Saturday, August 2, 2014

Wisconsin Constitution Envy

Wisconsin and Illinois, two states compelled by financial necessity to take on their powerful public sector labor unions, are experiencing very different outcomes.

In a 5-2 ruling on July 31, the Wisconsin Supremes upheld Governor Scott Walker's controversial collective bargaining reforms. Major provisions included a prohibition on bargaining over non-wage matters, an end to mandatory dues deductions, and a requirement that unions be re-certified by members each year.

The law weakened public employee unions and cut membership in the largest teachers' union by a third. Governor Walker contends that the law has saved state and local governments $3 billion. That's pretty big money. And it's noteworthy that the bargaining reforms paved the way for savings on health insurance costs. 

The Illinois General Assembly cut hundreds of millions of dollars in employer health insurance costs with a 2012 bill that ended full health insurance subsidies for retired state employees. The recent Kanerva vs. Weems decision negated that important reform. 

So why is Wisconsin able to secure taxpayer savings while Illinois is running into a brick wall? The difference is in their respective constitutions. Illinois has a very strongly-worded pension protection clause. No such clause exists in the Wisconsin Constitution. 

I posted previously about my disagreement with the Illinois State Supreme Court's linkage of health insurance subsidies to the pension clause. Unfortunately, the Court did what they did and retiree health insurance subsidies can't be unilaterally cut by the General Assembly.
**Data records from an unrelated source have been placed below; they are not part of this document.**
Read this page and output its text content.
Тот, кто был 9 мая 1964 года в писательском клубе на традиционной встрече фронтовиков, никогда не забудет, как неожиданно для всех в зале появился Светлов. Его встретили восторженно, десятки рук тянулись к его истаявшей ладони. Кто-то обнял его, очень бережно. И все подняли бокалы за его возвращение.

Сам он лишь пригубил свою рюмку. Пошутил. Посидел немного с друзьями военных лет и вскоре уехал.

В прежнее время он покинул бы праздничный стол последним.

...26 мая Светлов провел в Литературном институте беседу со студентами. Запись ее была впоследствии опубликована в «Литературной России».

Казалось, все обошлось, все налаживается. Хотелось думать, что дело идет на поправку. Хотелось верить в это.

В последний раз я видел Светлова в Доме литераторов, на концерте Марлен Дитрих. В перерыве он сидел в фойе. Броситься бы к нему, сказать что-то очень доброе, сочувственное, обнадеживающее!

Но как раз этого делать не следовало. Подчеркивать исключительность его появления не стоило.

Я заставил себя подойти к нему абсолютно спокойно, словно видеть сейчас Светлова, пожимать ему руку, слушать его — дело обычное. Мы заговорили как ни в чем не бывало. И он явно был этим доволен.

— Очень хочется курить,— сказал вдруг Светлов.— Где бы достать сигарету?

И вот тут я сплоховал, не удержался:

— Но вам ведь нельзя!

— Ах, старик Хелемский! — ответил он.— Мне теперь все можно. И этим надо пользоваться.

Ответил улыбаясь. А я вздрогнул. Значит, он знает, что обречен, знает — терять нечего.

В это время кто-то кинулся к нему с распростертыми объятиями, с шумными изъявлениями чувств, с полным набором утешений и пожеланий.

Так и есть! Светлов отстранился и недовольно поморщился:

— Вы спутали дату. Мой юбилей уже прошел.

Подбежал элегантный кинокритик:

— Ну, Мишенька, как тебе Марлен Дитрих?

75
So no savings will be found there.  

Unencumbered by similar constitutional restrictions, a majority on the Wisconsin Court reached a very different verdict concerning the powers of a legislative body:

The decision was 5-2, with Justice Michael Gableman writing the lead opinion, which found that collective bargaining over a contract with an employer is not a fundamental right for public employees under the constitution. Instead, it's a benefit that lawmakers can extend or restrict as they see fit, he said.  
"No matter the limitations or 'burdens' a legislative enactment places on the collective bargaining process, collective bargaining remains a creation of legislative grace and not constitutional obligation. The First Amendment cannot be used as a vehicle to expand the parameters of a benefit that it does not itself protect," Gableman wrote.
The issues involved aren't exactly the same, but two different constitutions yielded two very different high court rulings on what a legislative body can and can't do with respect to collective bargaining and existing benefits.
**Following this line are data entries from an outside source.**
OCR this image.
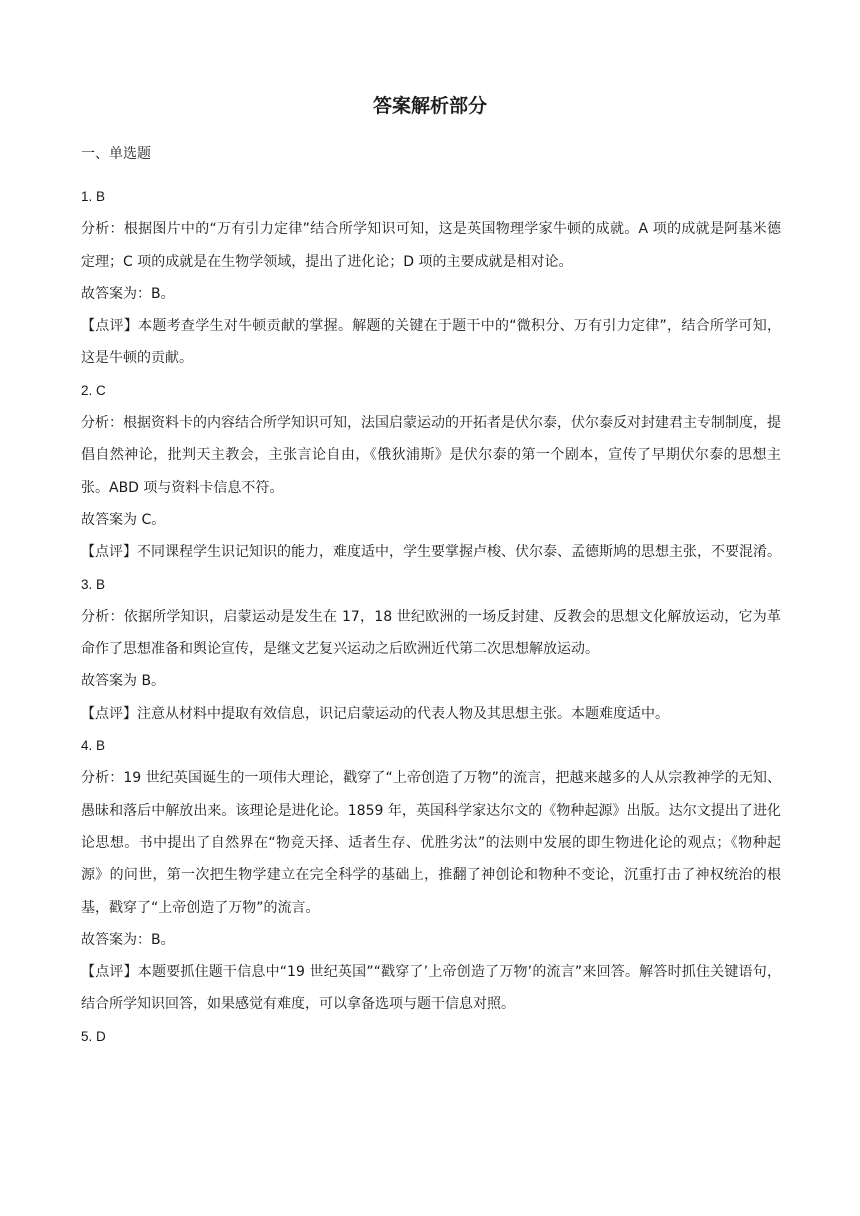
答案解析部分
一、单选题

1. B

分析：根据图片中的“万有引力定律”结合所学知识可知，这是英国物理学家牛顿的成就。A 项的成就是阿基米德定理；C 项的成就是在生物学领域，提出了进化论；D 项的主要成就是相对论。

故答案为：B。

【点评】本题考查学生对牛顿贡献的掌握。解题的关键在于题干中的“微积分、万有引力定律”，结合所学可知，这是牛顿的贡献。

2. C

分析：根据资料卡的内容结合所学知识可知，法国启蒙运动的开拓者是伏尔泰，伏尔泰反对封建君主专制制度，提倡自然神论，批判天主教会，主张言论自由，《俄狄浦斯》是伏尔泰的第一个剧本，宣传了早期伏尔泰的思想主张。ABD 项与资料卡信息不符。

故答案为 C。

【点评】不同课程学生识记知识的能力，难度适中，学生要掌握卢梭、伏尔泰、孟德斯鸠的思想主张，不要混淆。

3. B

分析：依据所学知识，启蒙运动是发生在 17，18 世纪欧洲的一场反封建、反教会的思想文化解放运动，它为革命作了思想准备和舆论宣传，是继文艺复兴运动之后欧洲近代第二次思想解放运动。

故答案为 B。

【点评】注意从材料中提取有效信息，识记启蒙运动的代表人物及其思想主张。本题难度适中。

4. B

分析：19 世纪英国诞生的一项伟大理论，戳穿了“上帝创造了万物”的流言，把越来越多的人从宗教神学的无知、愚昧和落后中解放出来。该理论是进化论。1859 年，英国科学家达尔文的《物种起源》出版。达尔文提出了进化论思想。书中提出了自然界在“物竞天择、适者生存、优胜劣汰”的法则中发展的即生物进化论的观点；《物种起源》的问世，第一次把生物学建立在完全科学的基础上，推翻了神创论和物种不变论，沉重打击了神权统治的根基，戳穿了“上帝创造了万物”的流言。

故答案为：B。

【点评】本题要抓住题干信息中“19 世纪英国”“戳穿了’上帝创造了万物’的流言”来回答。解答时抓住关键语句，结合所学知识回答，如果感觉有难度，可以拿备选项与题干信息对照。

5. D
So it was fitting that, the day after the Wisconsin Supreme Court ruling, the Chicago Tribune reports that the City of Chicago will defer plans to increase property tax revenues until 2015 while the City explores ways to reduce costs and mitigate what would otherwise be a huge property tax increase on Chicago residents. The property tax increase would be necessitated in part by a mandatory funding requirement inserted into a 2010 law that created a second tier of reduced pension benefits for police and fire new hires. 

By the end of next year, the February city elections and any potential April runoffs will be history. Delaying a decision also will buy the city more time to get the General Assembly to enact pension changes that could significantly reduce the required payments to the two retirement funds. 
"We are going to work on reform because we need that," Budget Director Alexandra Holt said. "It's got to be sustainable for taxpayers. And since the additional payment for the police and fire pension systems isn't due until 2016, we need to work as hard as we can to get reform."
Reducing taxpayer costs is certainly the responsible thing to do. But those reforms might not get the green light if the Illinois Supreme Court finds them unconstitutional because of Illinois' stringent pension protection clause.

Wisconsin may be renowned for it's cheese, but Illinois taxpayers may be the ones forced to fork over the cheddar.